Law Blog

A Proposal of Punishments for GM

Despite “New” General Motor’s promises, the company looks exactly the same as “Old” General Motors. Federal safety regulators want to fine GM $7,000 a day for failure to respond to federal questions. GM CEO Mary Barra promised new standards and then answered every other question with “We’re still investigating.” Sen. Kelly Ayotte gave the response that most of the victim’s families had on their minds: “I don’t see this as anything but criminal.”

To be sure, GM is breaking more laws than I can count, if not in letter, than in spirit. For instance, GM’s bankruptcy actually gets around the rule that only individuals can discharge their debts in bankruptcy. All that talk about “new” GM and “old” GM is not metaphor. GM was literally divided into two companies, General Motors LLC and Motors Liquidation. The bankruptcy allowed GM to escape liability for its civil suits by dumping all the claims into Motors Liquidation, a “company” which holds all of GM’s debts, but none of GM’s assets.

Criminal prosecution of GM would be counterproductive at best. Even if the Justice Department could prove that GM officials and employees were guilty “beyond a reasonable doubt,” the only remedy would be lengthy prison sentences. For the families of the victims, that might be sufficient vindication of their loss. In many cases, punishment of the wrongdoer has to be enough. I think we can do better in this case though.

GM hired Kenneth Feinberg before the Congressional hearings. Feinberg is the attorney who set up compensation funds for 9/11 victims, BP Oil Spill victims, and the Boston Marathon Bombing victims. Hiring Feinberg was probably the smartest thing GM, old or new, has ever done. During the Congressional hearing though, CEO Barra reframed from promising victims a compensation fund.

That was the wrong move. The victims deserve a compensation fund, but they deserve more than money. GM engineers should repair the victims’ cars, free of charge, if the victims need car repairs. GM executives should help the children who lost their parents by training the children in business, accounting, or law if the children want to go into those fields. GM insiders should personally make amends to the families they have wronged.

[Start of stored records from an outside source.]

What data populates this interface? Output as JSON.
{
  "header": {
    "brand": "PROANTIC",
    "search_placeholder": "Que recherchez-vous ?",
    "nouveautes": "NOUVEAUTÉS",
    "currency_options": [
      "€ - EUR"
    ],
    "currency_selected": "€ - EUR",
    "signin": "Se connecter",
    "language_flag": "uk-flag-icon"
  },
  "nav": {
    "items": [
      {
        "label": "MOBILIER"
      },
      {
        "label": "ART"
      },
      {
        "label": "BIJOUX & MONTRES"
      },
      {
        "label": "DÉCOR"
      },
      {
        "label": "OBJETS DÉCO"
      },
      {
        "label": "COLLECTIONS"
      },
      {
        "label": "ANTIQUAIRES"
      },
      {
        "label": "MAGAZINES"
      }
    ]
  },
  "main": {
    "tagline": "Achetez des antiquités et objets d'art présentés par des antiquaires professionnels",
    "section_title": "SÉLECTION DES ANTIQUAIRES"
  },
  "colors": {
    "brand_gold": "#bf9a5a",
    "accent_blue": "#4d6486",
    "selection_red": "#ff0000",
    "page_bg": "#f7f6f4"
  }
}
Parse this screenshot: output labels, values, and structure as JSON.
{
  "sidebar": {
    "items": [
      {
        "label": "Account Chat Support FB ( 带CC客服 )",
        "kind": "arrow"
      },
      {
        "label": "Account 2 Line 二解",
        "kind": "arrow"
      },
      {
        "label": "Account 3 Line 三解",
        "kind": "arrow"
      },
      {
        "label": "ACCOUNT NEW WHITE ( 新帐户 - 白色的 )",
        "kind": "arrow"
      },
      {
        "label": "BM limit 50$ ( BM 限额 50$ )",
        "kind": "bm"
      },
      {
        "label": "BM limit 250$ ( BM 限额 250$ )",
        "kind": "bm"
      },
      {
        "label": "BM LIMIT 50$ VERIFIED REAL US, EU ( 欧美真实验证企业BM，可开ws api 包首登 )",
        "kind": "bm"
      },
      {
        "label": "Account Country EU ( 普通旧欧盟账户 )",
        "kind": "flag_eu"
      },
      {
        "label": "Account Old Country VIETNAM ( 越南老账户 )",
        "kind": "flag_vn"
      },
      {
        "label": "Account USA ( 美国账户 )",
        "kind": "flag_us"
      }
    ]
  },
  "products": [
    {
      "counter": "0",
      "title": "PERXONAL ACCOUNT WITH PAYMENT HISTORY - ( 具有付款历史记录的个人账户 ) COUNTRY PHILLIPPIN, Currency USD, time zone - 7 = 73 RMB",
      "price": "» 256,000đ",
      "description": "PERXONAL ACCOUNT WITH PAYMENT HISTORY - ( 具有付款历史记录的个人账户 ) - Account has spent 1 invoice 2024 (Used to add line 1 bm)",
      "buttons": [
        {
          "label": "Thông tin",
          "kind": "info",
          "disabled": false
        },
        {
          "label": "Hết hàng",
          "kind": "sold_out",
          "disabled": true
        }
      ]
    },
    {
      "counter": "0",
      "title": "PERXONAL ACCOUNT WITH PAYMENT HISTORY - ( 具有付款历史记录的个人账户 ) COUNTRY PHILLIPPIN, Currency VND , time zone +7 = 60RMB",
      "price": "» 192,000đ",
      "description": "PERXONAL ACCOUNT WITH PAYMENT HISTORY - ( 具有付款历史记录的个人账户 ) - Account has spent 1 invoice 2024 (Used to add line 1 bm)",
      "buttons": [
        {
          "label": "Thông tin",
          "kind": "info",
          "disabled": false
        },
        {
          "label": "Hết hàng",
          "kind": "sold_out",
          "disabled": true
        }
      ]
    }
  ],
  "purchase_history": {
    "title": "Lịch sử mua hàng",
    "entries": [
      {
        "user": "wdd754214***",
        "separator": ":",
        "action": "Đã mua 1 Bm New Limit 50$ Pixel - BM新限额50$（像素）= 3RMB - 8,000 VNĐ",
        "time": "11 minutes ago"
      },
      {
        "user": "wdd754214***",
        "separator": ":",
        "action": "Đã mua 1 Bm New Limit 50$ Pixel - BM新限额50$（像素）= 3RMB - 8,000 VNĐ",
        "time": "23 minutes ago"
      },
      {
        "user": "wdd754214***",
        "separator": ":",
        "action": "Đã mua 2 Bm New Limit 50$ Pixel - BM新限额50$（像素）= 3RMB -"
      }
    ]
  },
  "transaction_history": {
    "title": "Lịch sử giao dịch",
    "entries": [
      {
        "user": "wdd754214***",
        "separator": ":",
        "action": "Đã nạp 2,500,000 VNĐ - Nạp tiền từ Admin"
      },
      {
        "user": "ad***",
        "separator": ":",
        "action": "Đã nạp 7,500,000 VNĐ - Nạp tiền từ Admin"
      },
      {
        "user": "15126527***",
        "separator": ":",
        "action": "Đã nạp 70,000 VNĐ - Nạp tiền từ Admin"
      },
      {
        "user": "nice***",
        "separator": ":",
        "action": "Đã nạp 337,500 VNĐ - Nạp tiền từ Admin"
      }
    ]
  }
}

These proposals are radical. They replace lost family members with GM employees and wrongdoers would be active participants in the lives of their victims. There is no judge in the country who would order these types of relationships. However, creating a support network for the auto accident victims would be a more moral solution than simply throwing GM employees in jail. Prosecutors have the discretion and the ability to craft a deal where GM insiders could help heal the victims they injured.